ただし、アナリストが出すこうした予測は、現在の傾向が続いたらというシナリオを前提とします。世界経済に予想外のことが起こったり、可能性が低いと想定されていたことが実際に起こった場合、おそらく異なる結果となります。

例えば、オーストラリアの景気が想定以上に悪化し、移民流入(人口増加)も減速したり、あるいは逆に、途上国でキャピタルフライトが起き、特定の都市に資金が流れ込んだ場合は、この予測とは異なる結果となるでしょう。

ところで、同レポートでは、外国人投資家の動向も紹介されています。

以下のようにビクトリア州(メルボルン)では、売りに出された新築マンションのうち28.5%を外国人投資家が購入したようです。

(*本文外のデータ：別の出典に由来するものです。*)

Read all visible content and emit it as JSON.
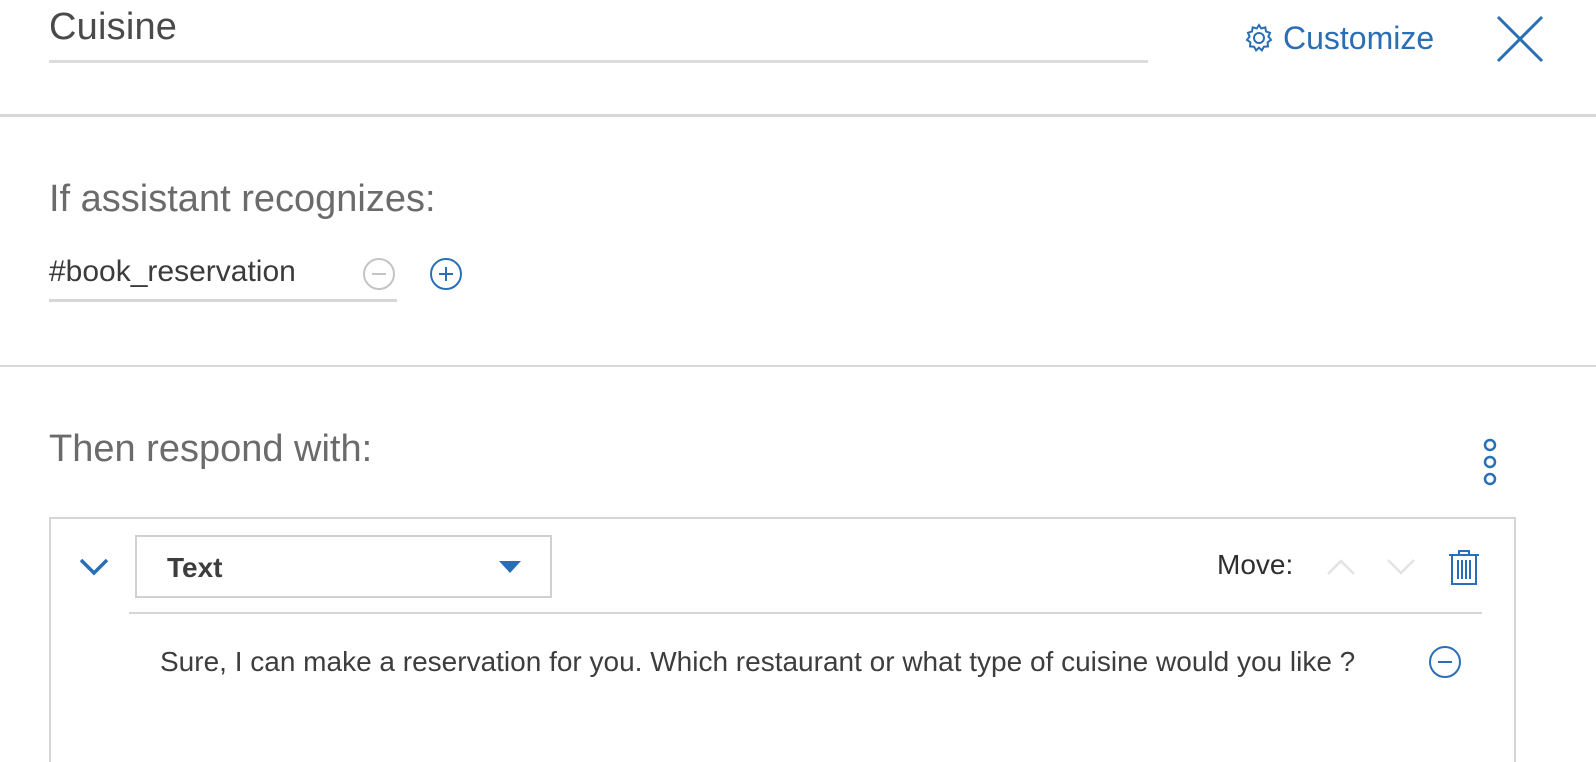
{
  "node": {
    "name": "Cuisine"
  },
  "header": {
    "customize_label": "Customize"
  },
  "conditions": {
    "heading": "If assistant recognizes:",
    "items": [
      {
        "value": "#book_reservation"
      }
    ]
  },
  "responses": {
    "heading": "Then respond with:",
    "cards": [
      {
        "type": "Text",
        "move_label": "Move:",
        "variations": [
          {
            "text": "Sure, I can make a reservation for you. Which restaurant or what type of cuisine would you like ?"
          }
        ]
      }
    ]
  },
  "colors": {
    "accent": "#2a6fb5",
    "muted_icon": "#c4c4c4",
    "border": "#d6d6d6"
  },
  "icons": [
    "gear-icon",
    "close-icon",
    "minus-circle-icon",
    "plus-circle-icon",
    "kebab-menu-icon",
    "chevron-down-icon",
    "caret-down-icon",
    "chevron-up-icon",
    "trash-icon"
  ]
}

NAB Quarterly Australian Residential Property Survey 

もっとも、この数値には、豪国籍(永住権)を持つ親族など、海外からの投資であることを当局に報告する義務のない他者名義で購入する「裏口」は含まれていないため、実態の数値はさらに高いと言われています。
(豪当局は、ようやく今年から捜査権限を国税庁に移管し、本格的に取り締まるようになりました。罰則も厳格化されています)

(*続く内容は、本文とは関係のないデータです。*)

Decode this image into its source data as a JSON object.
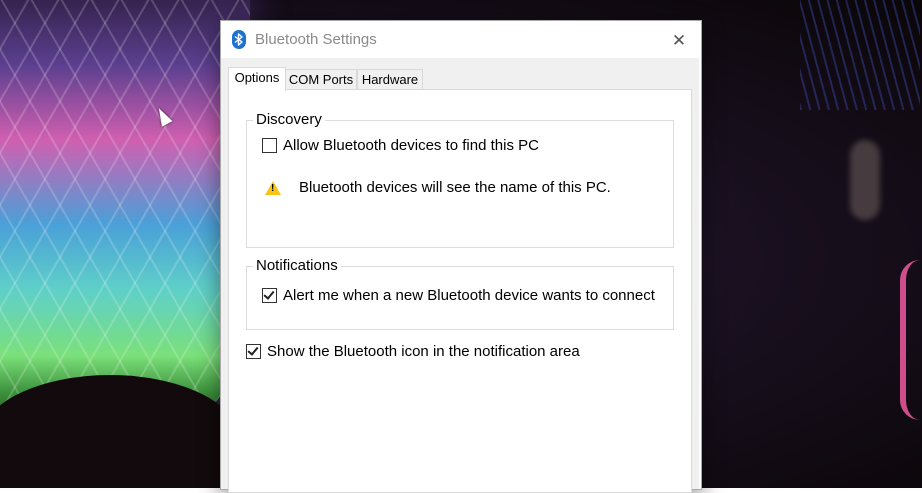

また、3か月前に比べて、クイーンズランド州(ブリスベン、ゴールドコースト)の数値が上昇し、NSW州(シドニー)を上回るに至りました。
まだ割安とされるブリスベン、ゴールドコーストに外国人投資家の目も向き始めたようです。

一方、日本でも「シドニーでは普通の戸建てが1億円」と報道され、オーストラリアの不動産はバブルではないか、大丈夫かと聞かれることもあります。

確かに、現状、適正価格よりは割高と言われていますが、「普通の戸建て」と言っても、平均的な敷地面積は400~600㎡あります。

今、東京の練馬区(平和台駅徒歩7分)で、175㎡の敷地で1億円で売りに出ている中古戸建が見当たりますが、平米単価で見れば、東京のほうがよほど高いです。
ただ、オーストラリアでは、戸建てもマンションも、ロットが大きいため、「戸当たり」で見た価格はどうしても高くなりがちです。

日本の1980年代後半のバブルでは、ピーク時、新宿の新築ワンルームが1億円で売れたと聞いています。専有面積20㎡程度と思いますが、平米単価500万円と、これこそが正真正銘のバブル価格です。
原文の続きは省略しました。